Robotic Technique Yields Faster Recovery After Liver Donation

Johns Hopkins is one of the few hospitals nationwide using a minimally invasive robotic technique for living donor liver resections. 

Headshot of Benjamin Philosophe
Published in Clinical Connection - Summer 2026

Johns Hopkins has begun using a robotic technique for living donor liver donations, lowering risks of hernias and infections and reducing recovery time and postoperative pain for people who donate the organ.

Robotic liver resections were first performed in 2003, primarily to remove cancers. The technique is recognized as a safe and less invasive alternative to traditional surgeries, though it has not been universally adopted because it requires specialized equipment and training.

Though robotic liver resections are becoming more common, it is still rare to use the technique for living liver donations, which require that the surgeon preserve the organ so it can be transplanted to a recipient. Johns Hopkins is one of just a handful of institutions in the United States that use the robotic method for live liver donations.

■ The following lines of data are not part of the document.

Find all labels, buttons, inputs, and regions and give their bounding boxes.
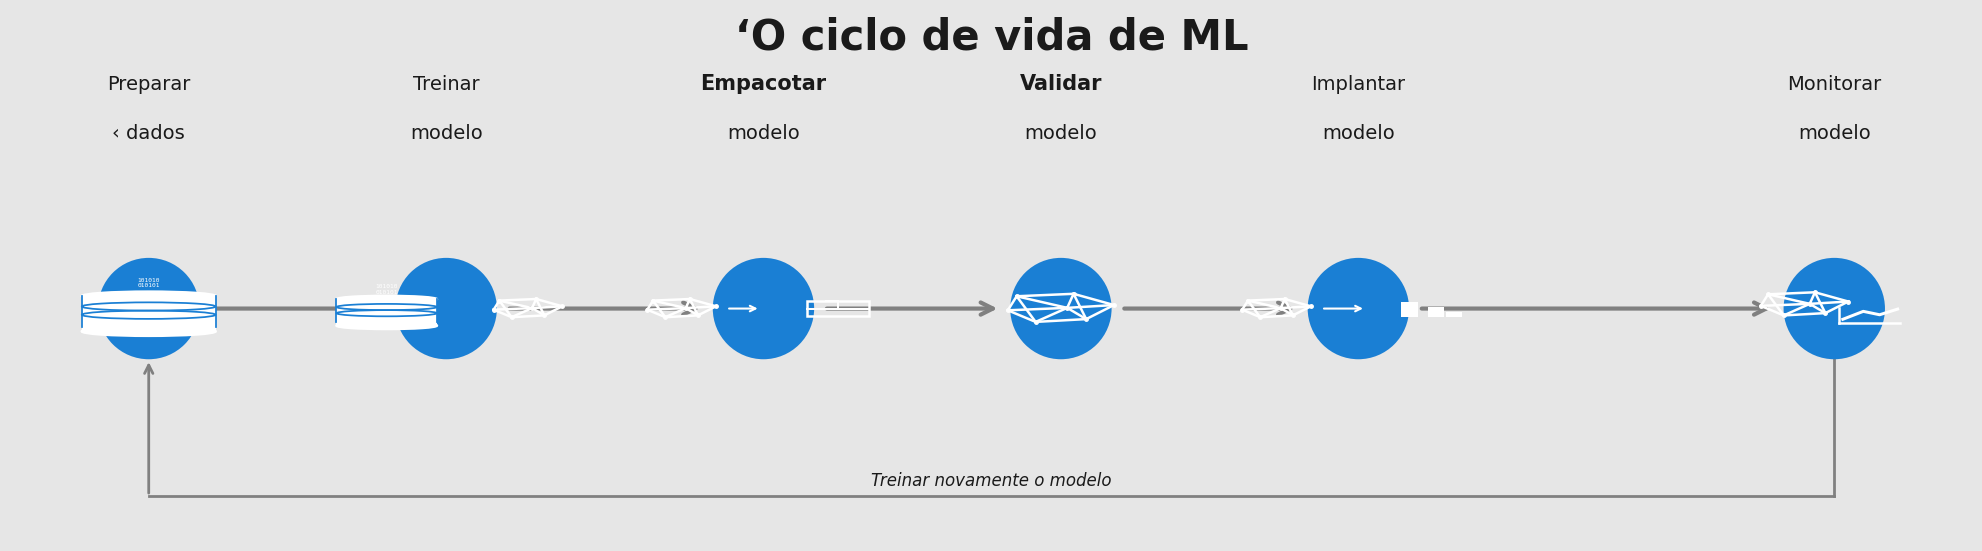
Text: ‹ dados: ‹ dados (113, 125, 184, 143)
Text: Empacotar: Empacotar (700, 74, 826, 94)
Text: modelo: modelo (1322, 125, 1393, 143)
Text: modelo: modelo (1798, 125, 1869, 143)
Text: modelo: modelo (727, 125, 799, 143)
Bar (1427, 307, 1443, 317)
Ellipse shape (1009, 258, 1112, 359)
Ellipse shape (337, 322, 436, 329)
Ellipse shape (1782, 258, 1885, 359)
FancyBboxPatch shape (337, 299, 436, 326)
Text: Monitorar: Monitorar (1786, 75, 1881, 94)
Bar (1445, 312, 1461, 317)
Text: modelo: modelo (1025, 125, 1096, 143)
Text: Preparar: Preparar (107, 75, 190, 94)
Text: 101010
010101: 101010 010101 (137, 278, 161, 288)
Text: modelo: modelo (410, 125, 482, 143)
Text: Treinar: Treinar (412, 75, 480, 94)
Ellipse shape (394, 258, 497, 359)
Text: ‘O ciclo de vida de ML: ‘O ciclo de vida de ML (733, 17, 1249, 58)
Text: 101010
010101: 101010 010101 (375, 284, 398, 295)
Bar (807, 301, 868, 316)
Ellipse shape (97, 258, 200, 359)
FancyBboxPatch shape (81, 296, 216, 331)
Ellipse shape (81, 327, 216, 336)
Ellipse shape (1306, 258, 1409, 359)
Bar (1401, 302, 1417, 317)
Text: Implantar: Implantar (1310, 75, 1405, 94)
Ellipse shape (81, 291, 216, 301)
Text: Treinar novamente o modelo: Treinar novamente o modelo (870, 472, 1112, 490)
Ellipse shape (337, 296, 436, 302)
Ellipse shape (712, 258, 815, 359)
Text: Validar: Validar (1019, 74, 1102, 94)
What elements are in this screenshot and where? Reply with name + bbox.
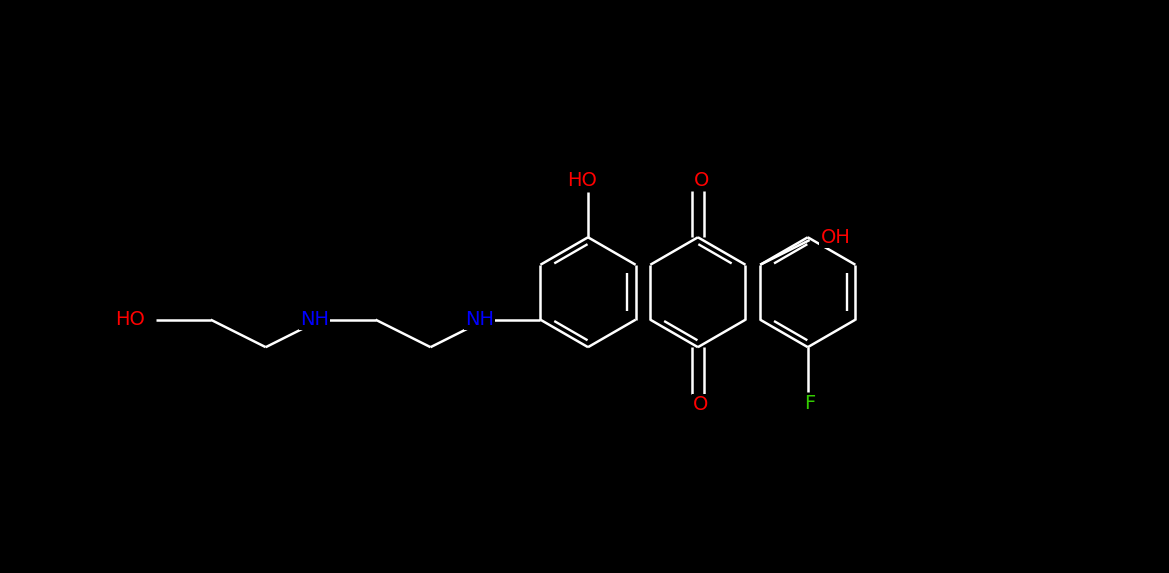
Text: NH: NH: [300, 310, 330, 329]
Text: HO: HO: [116, 310, 145, 329]
Text: OH: OH: [821, 227, 850, 246]
Text: O: O: [693, 171, 710, 190]
Text: O: O: [692, 395, 708, 414]
Text: HO: HO: [567, 171, 597, 190]
Text: NH: NH: [465, 310, 494, 329]
Text: F: F: [804, 394, 816, 413]
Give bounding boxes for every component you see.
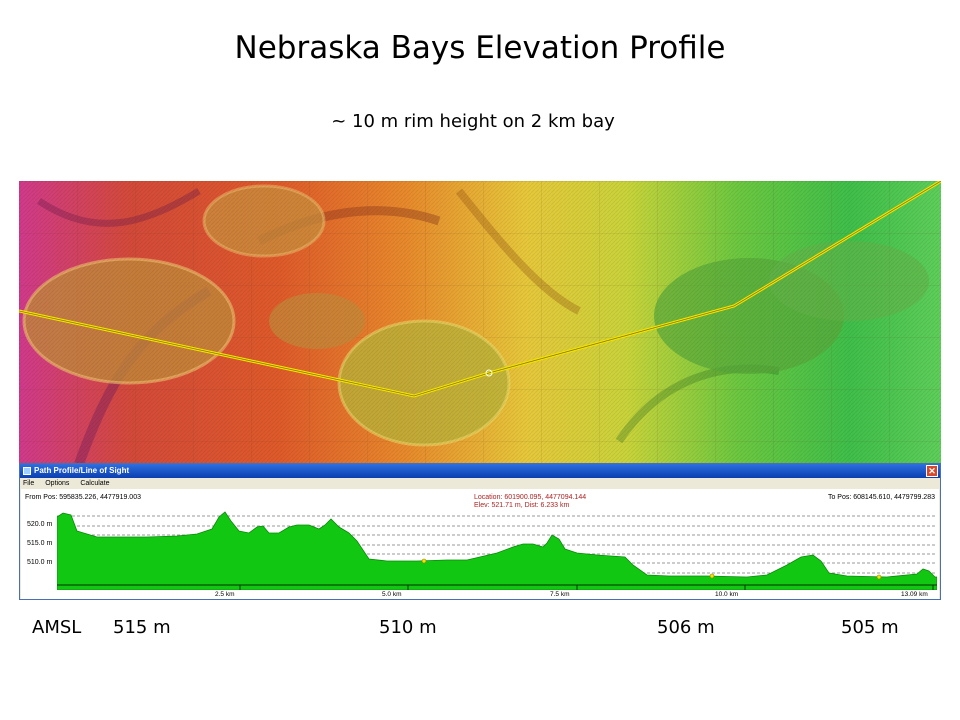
close-button[interactable]: ✕ (926, 465, 938, 477)
profile-plot-area: From Pos: 595835.226, 4477919.003 To Pos… (21, 489, 939, 599)
menu-options[interactable]: Options (45, 480, 70, 487)
path-profile-window: Path Profile/Line of Sight ✕ File Option… (19, 463, 941, 600)
slide-subtitle: ~ 10 m rim height on 2 km bay (331, 111, 615, 132)
elevation-label-505: 505 m (841, 617, 899, 638)
menu-calculate[interactable]: Calculate (80, 480, 110, 487)
x-tick-label: 2.5 km (215, 591, 235, 598)
close-icon: ✕ (928, 466, 936, 476)
window-titlebar[interactable]: Path Profile/Line of Sight ✕ (20, 464, 940, 478)
slide-title: Nebraska Bays Elevation Profile (234, 30, 726, 66)
x-tick-label: 7.5 km (550, 591, 570, 598)
x-axis-ticks (57, 584, 937, 590)
terrain-map-image (19, 181, 941, 464)
elevation-label-510: 510 m (379, 617, 437, 638)
elevation-profile-graph (57, 511, 937, 590)
app-icon (23, 467, 31, 475)
elevation-label-506: 506 m (657, 617, 715, 638)
cursor-location: Location: 601900.095, 4477094.144 Elev: … (474, 494, 586, 510)
window-title: Path Profile/Line of Sight (34, 466, 130, 475)
x-tick-label: 10.0 km (715, 591, 739, 598)
from-position: From Pos: 595835.226, 4477919.003 (25, 494, 141, 501)
y-tick-label: 515.0 m (27, 540, 53, 547)
elev-dist-readout: Elev: 521.71 m, Dist: 6.233 km (474, 502, 570, 509)
menu-file[interactable]: File (23, 480, 35, 487)
x-tick-label: 5.0 km (382, 591, 402, 598)
y-tick-label: 510.0 m (27, 559, 53, 566)
to-position: To Pos: 608145.610, 4479799.283 (827, 494, 935, 501)
location-readout: Location: 601900.095, 4477094.144 (474, 494, 587, 501)
x-tick-label: 13.09 km (901, 591, 928, 598)
elevation-fill (57, 511, 937, 590)
amsl-label: AMSL (32, 617, 82, 638)
profile-markers (421, 558, 882, 580)
elevation-label-515: 515 m (113, 617, 171, 638)
menu-bar: File Options Calculate (20, 478, 940, 489)
y-tick-label: 520.0 m (27, 521, 53, 528)
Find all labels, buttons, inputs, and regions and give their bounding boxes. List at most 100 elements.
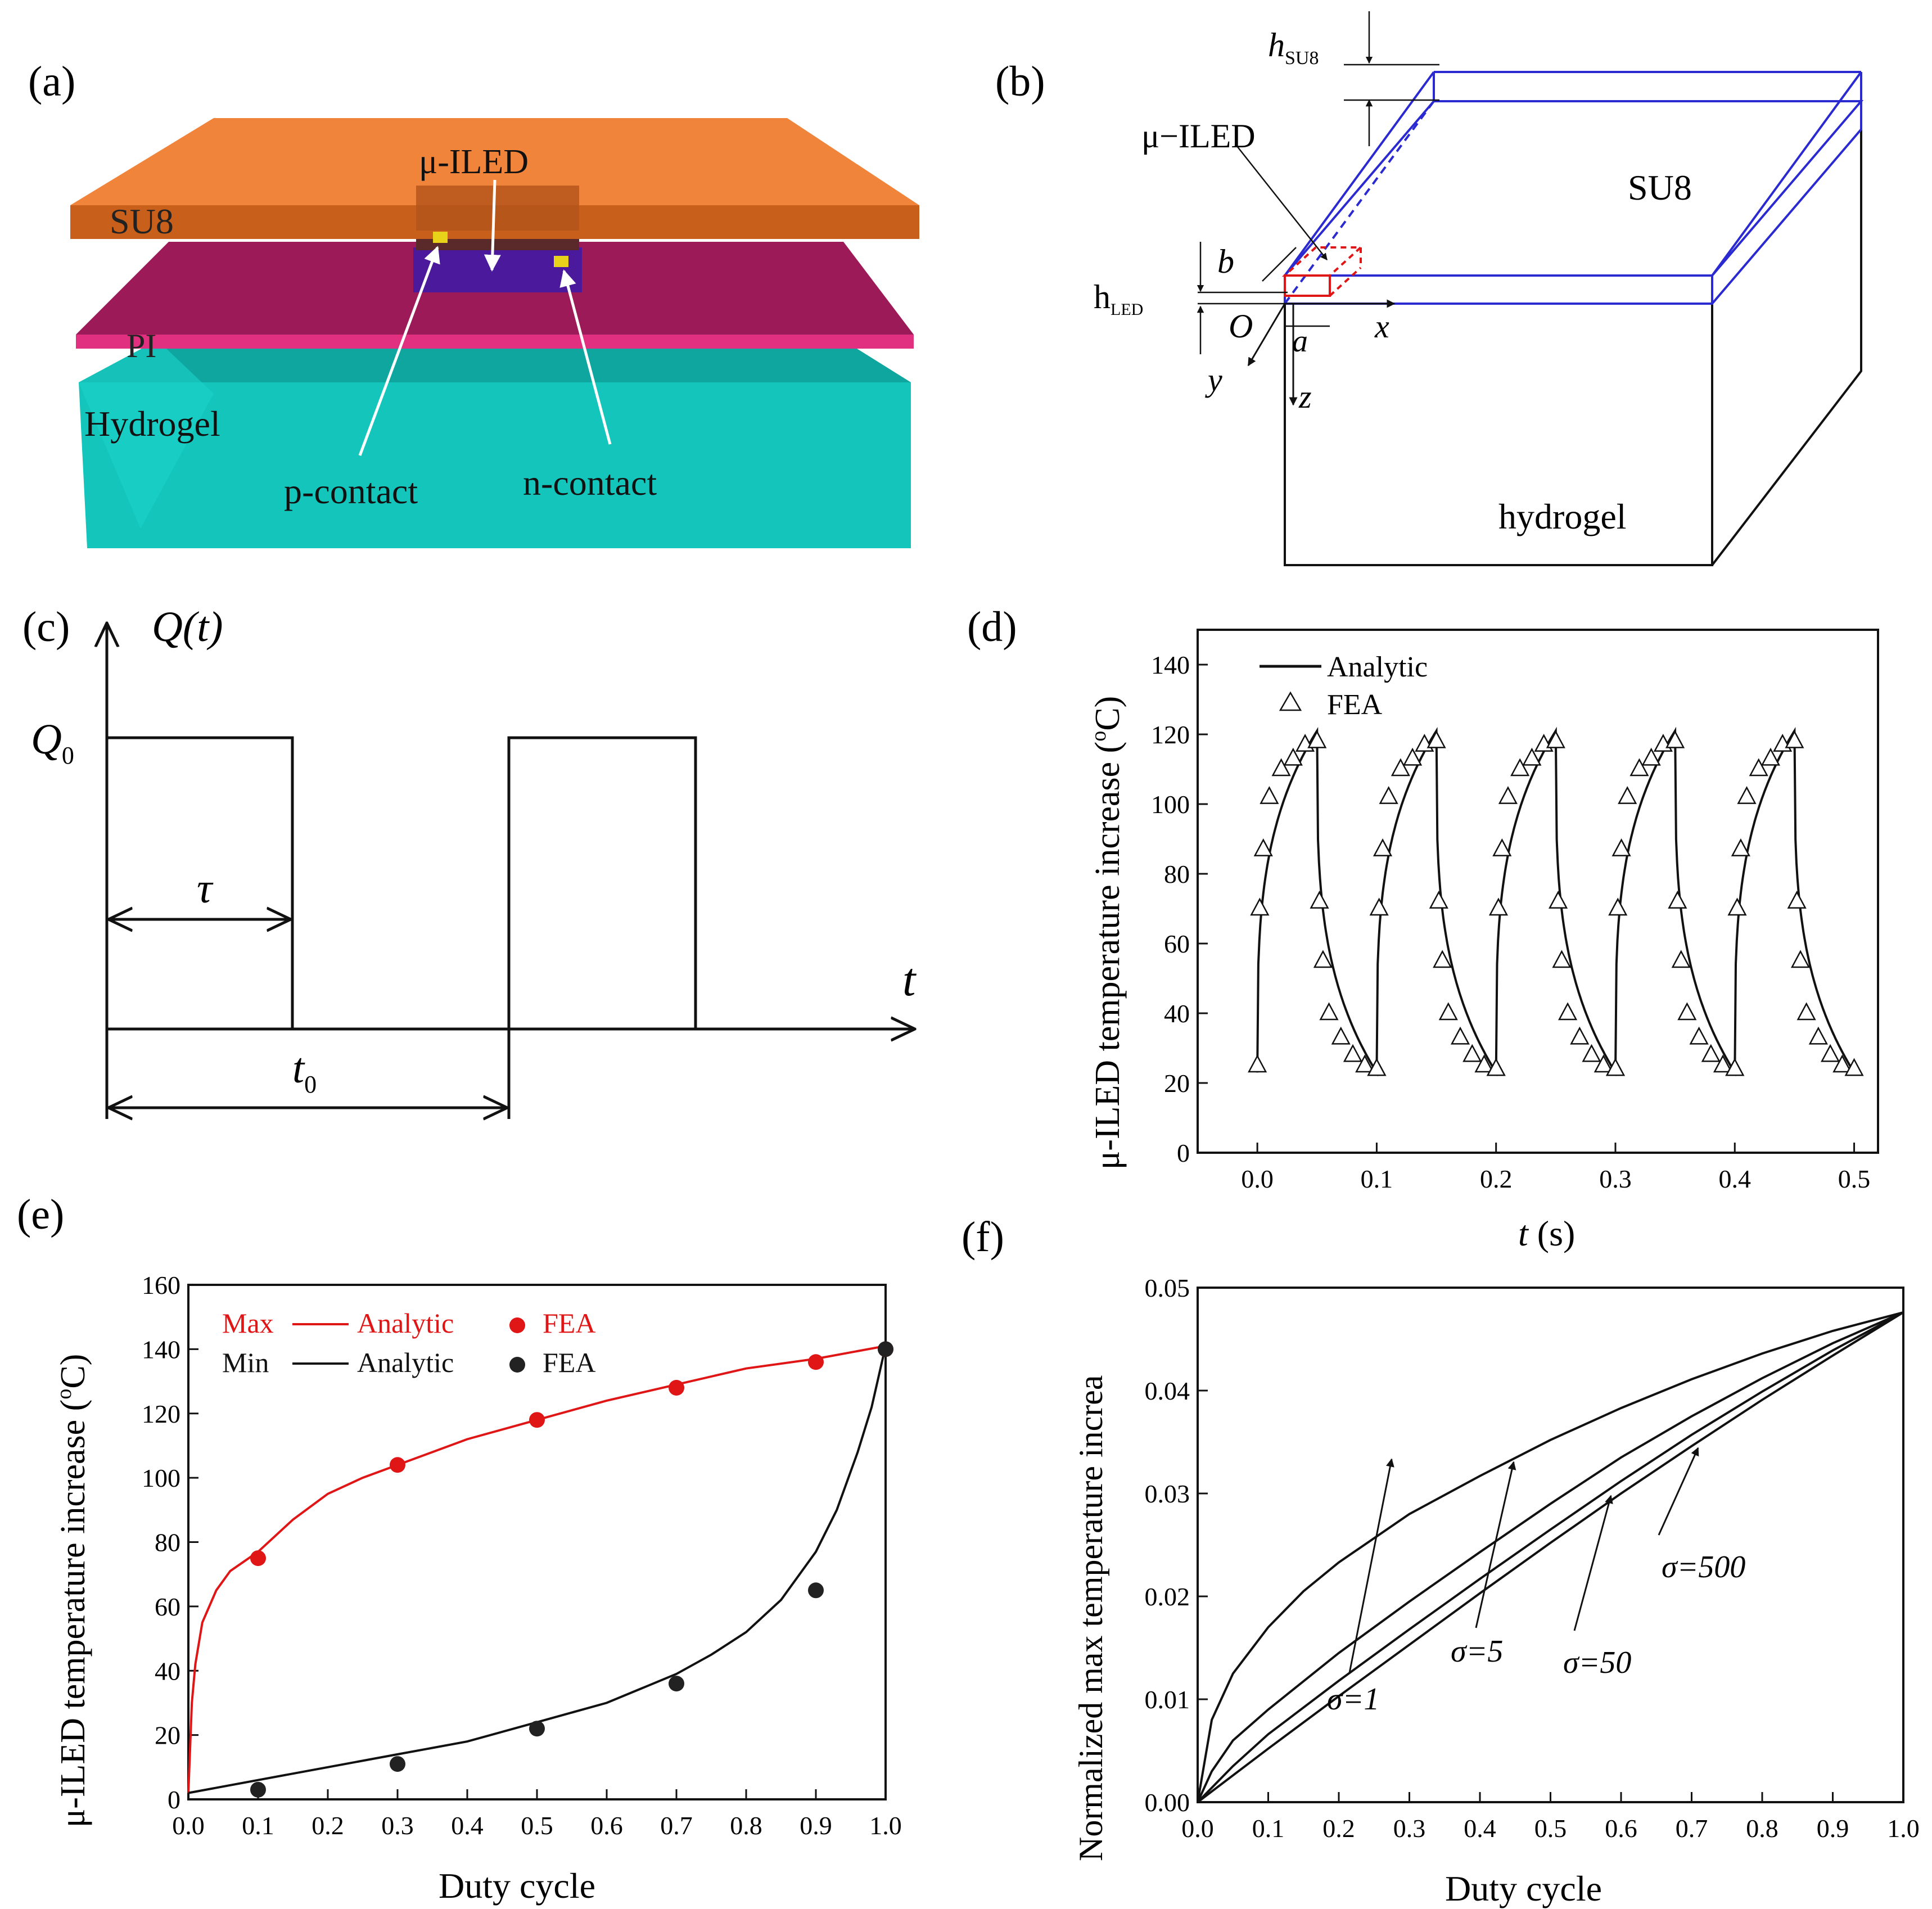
chart-e-ytick-label: 160 xyxy=(142,1271,180,1299)
chart-e-xtick-label: 0.3 xyxy=(381,1811,414,1840)
legend-analytic-label: Analytic xyxy=(1327,651,1428,683)
fea-point xyxy=(1665,730,1685,748)
fea-point xyxy=(1605,1058,1626,1076)
fea-point xyxy=(1427,730,1446,748)
panel-c-label: (c) xyxy=(22,603,70,651)
chart-d-ytick-label: 100 xyxy=(1151,790,1190,819)
chart-f-xtick-label: 0.4 xyxy=(1464,1814,1496,1843)
su8-bump xyxy=(416,186,579,231)
panel-f-label: (f) xyxy=(962,1213,1004,1261)
chart-e-xtick-label: 0.0 xyxy=(172,1811,205,1840)
fea-point xyxy=(1355,1054,1375,1073)
panel-f-chart: (f) 0.0 0.1 0.2 0.3 0.4 0.5 0.6 0.7 0.8 0.9 1.00.0… xyxy=(962,1213,1920,1908)
panel-b-label: (b) xyxy=(995,58,1045,105)
y-axis-label: y xyxy=(1205,362,1222,398)
fea-point xyxy=(1248,1054,1267,1073)
fea-point xyxy=(1369,897,1389,916)
fea-point xyxy=(1307,730,1327,748)
fea-point xyxy=(1253,838,1273,856)
fea-point xyxy=(1582,1044,1601,1062)
chart-f-xtick-label: 0.5 xyxy=(1534,1814,1567,1843)
q0-label: Q0 xyxy=(31,716,74,769)
chart-d-legend: Analytic FEA xyxy=(1260,651,1428,721)
z-axis-label: z xyxy=(1298,378,1312,415)
fea-point xyxy=(1438,1002,1458,1021)
legend-max-fea: FEA xyxy=(543,1307,595,1339)
fea-point xyxy=(1510,758,1530,777)
legend-min-fea: FEA xyxy=(543,1347,595,1378)
fea-point xyxy=(1271,758,1291,777)
min-fea-point xyxy=(390,1756,405,1772)
fea-point xyxy=(1486,1058,1506,1076)
annot-s500: σ=500 xyxy=(1662,1550,1745,1585)
fea-point xyxy=(1546,730,1565,748)
fea-point xyxy=(1379,786,1398,804)
fea-point xyxy=(1429,890,1448,909)
pi-label: PI xyxy=(127,327,156,364)
fea-point xyxy=(1310,890,1329,909)
fea-point xyxy=(1608,897,1628,916)
chart-e-ytick-label: 100 xyxy=(142,1464,180,1492)
chart-d-ytick-label: 40 xyxy=(1164,999,1190,1028)
chart-e-ytick-label: 40 xyxy=(155,1657,180,1685)
panel-a-label: (a) xyxy=(28,58,75,105)
max-fea-point xyxy=(390,1457,405,1473)
chart-f-xtick-label: 0.8 xyxy=(1746,1814,1778,1843)
fea-point xyxy=(1618,786,1637,804)
chart-f-ytick-label: 0.00 xyxy=(1145,1788,1190,1817)
chart-e-ylabel: μ-ILED temperature increase (oC) xyxy=(52,1354,92,1827)
chart-e-ytick-label: 60 xyxy=(155,1592,180,1621)
chart-f-xlabel: Duty cycle xyxy=(1445,1869,1602,1908)
legend-max-label: Max xyxy=(222,1307,274,1339)
led-front xyxy=(1284,274,1331,297)
p-contact-pad xyxy=(433,232,448,243)
chart-e-xtick-label: 0.6 xyxy=(590,1811,623,1840)
chart-f-ytick-label: 0.04 xyxy=(1145,1377,1190,1405)
fea-point xyxy=(1677,1002,1697,1021)
fea-point xyxy=(1522,747,1542,766)
fea-point xyxy=(1373,838,1393,856)
chart-e-ytick-label: 140 xyxy=(142,1335,180,1364)
legend-min-label: Min xyxy=(222,1347,269,1378)
chart-e-ytick-label: 0 xyxy=(168,1785,180,1814)
fea-point xyxy=(1548,890,1568,909)
panel-a-device-exploded-view: (a) SU8 μ-ILED PI Hydrogel p-contact n-c… xyxy=(28,58,919,548)
chart-e-xtick-label: 0.9 xyxy=(800,1811,832,1840)
panel-c-pulse-schematic: (c) Q(t) Q0 τ t t0 xyxy=(22,603,917,1119)
a-label: a xyxy=(1292,324,1308,359)
chart-e-xtick-label: 0.4 xyxy=(451,1811,484,1840)
chart-e-xtick-label: 0.8 xyxy=(730,1811,762,1840)
su8-plate-right-edge xyxy=(1711,71,1862,277)
fea-point xyxy=(1450,1026,1470,1045)
chart-d-xtick-label: 0.1 xyxy=(1361,1165,1393,1193)
fea-point xyxy=(1731,838,1750,856)
t-axis-label: t xyxy=(902,954,917,1006)
annot-s50-arrow xyxy=(1573,1495,1613,1631)
min-fea-point xyxy=(250,1781,266,1798)
chart-f-xtick-label: 1.0 xyxy=(1887,1814,1920,1843)
chart-f-xtick-label: 0.0 xyxy=(1181,1814,1214,1843)
annot-s5-arrow xyxy=(1475,1461,1516,1628)
chart-d-ytick-label: 140 xyxy=(1151,651,1190,679)
chart-e-ytick-label: 20 xyxy=(155,1721,180,1750)
fea-point xyxy=(1488,897,1509,916)
fea-point xyxy=(1725,1058,1745,1076)
chart-d-xtick-label: 0.3 xyxy=(1599,1165,1632,1193)
b-label: b xyxy=(1217,243,1234,280)
legend-max-analytic: Analytic xyxy=(357,1307,454,1339)
pulse-1 xyxy=(105,736,294,1029)
sigma-curve-1 xyxy=(1197,1311,1904,1803)
chart-d-xtick-label: 0.0 xyxy=(1241,1165,1274,1193)
fea-point xyxy=(1749,758,1768,777)
panel-e-label: (e) xyxy=(17,1191,64,1238)
h-led-label: hLED xyxy=(1094,278,1143,319)
su8-plate-hidden-diag xyxy=(1284,100,1435,305)
fea-point xyxy=(1594,1054,1613,1073)
fea-point xyxy=(1391,758,1410,777)
chart-f-xtick-label: 0.2 xyxy=(1322,1814,1355,1843)
fea-point xyxy=(1558,1002,1578,1021)
hydrogel-box-side xyxy=(1711,101,1862,566)
hydrogel-block-top xyxy=(79,340,911,382)
q-axis-label: Q(t) xyxy=(152,603,223,651)
max-fea-point xyxy=(808,1354,824,1370)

Benjamin Philosophe, surgical director of the Johns Hopkins Comprehensive Transplant Center, had performed more than 250 robotic liver resections before leveraging his expertise for resections of donor livers. Since starting the robotic liver donor resections in December 2024, he’s done more than 35. All live-liver donor resections at Johns Hopkins are now robotic, he says.

With this technique, patients who donate are discharged in four to five days, he says, instead of five to seven, and heal more quickly at home. “They’re back to their normal routine much quicker because they don’t have the muscle healing, and the fascia incisions are not as large,” he says.

More Precision Needed for Donor Surgeries

While the procedure is fundamentally the same as for a robotic liver resection to remove cancer or another mass, removing a liver that will be donated requires more precision, Philosophe says. “You have to preserve the blood vessels and bile ducts in such a way as to allow reconnection in the recipient,” he says. “This sometimes requires reconstruction that you wouldn’t normally do for non-transplant cases.

“When you’re taking part of the liver out for reasons like cancer, you only worry about getting it all out and not leaving anything behind. You tie off the artery, tie off the vein, cut it out and send it to the pathologist. You don’t have to preserve the blood vessels or bile ducts.”

Another nuance, he says, is deciding how much of the liver to remove so that it’s a good fit for the recipient, while leaving enough for the donor. In most cases, the donor’s remaining liver regenerates relatively quickly and functions as well as before.

Philosophe says live liver donations with the robotic approach are more prevalent in other parts of the world, where organ donation after death is not common. In the U.S., he says, only about 10% of liver donations are from living donors, with about 600 such procedures performed annually nationwide. “You could count on one hand the number of U.S. programs that are doing the robotic approach consistently now,” he says.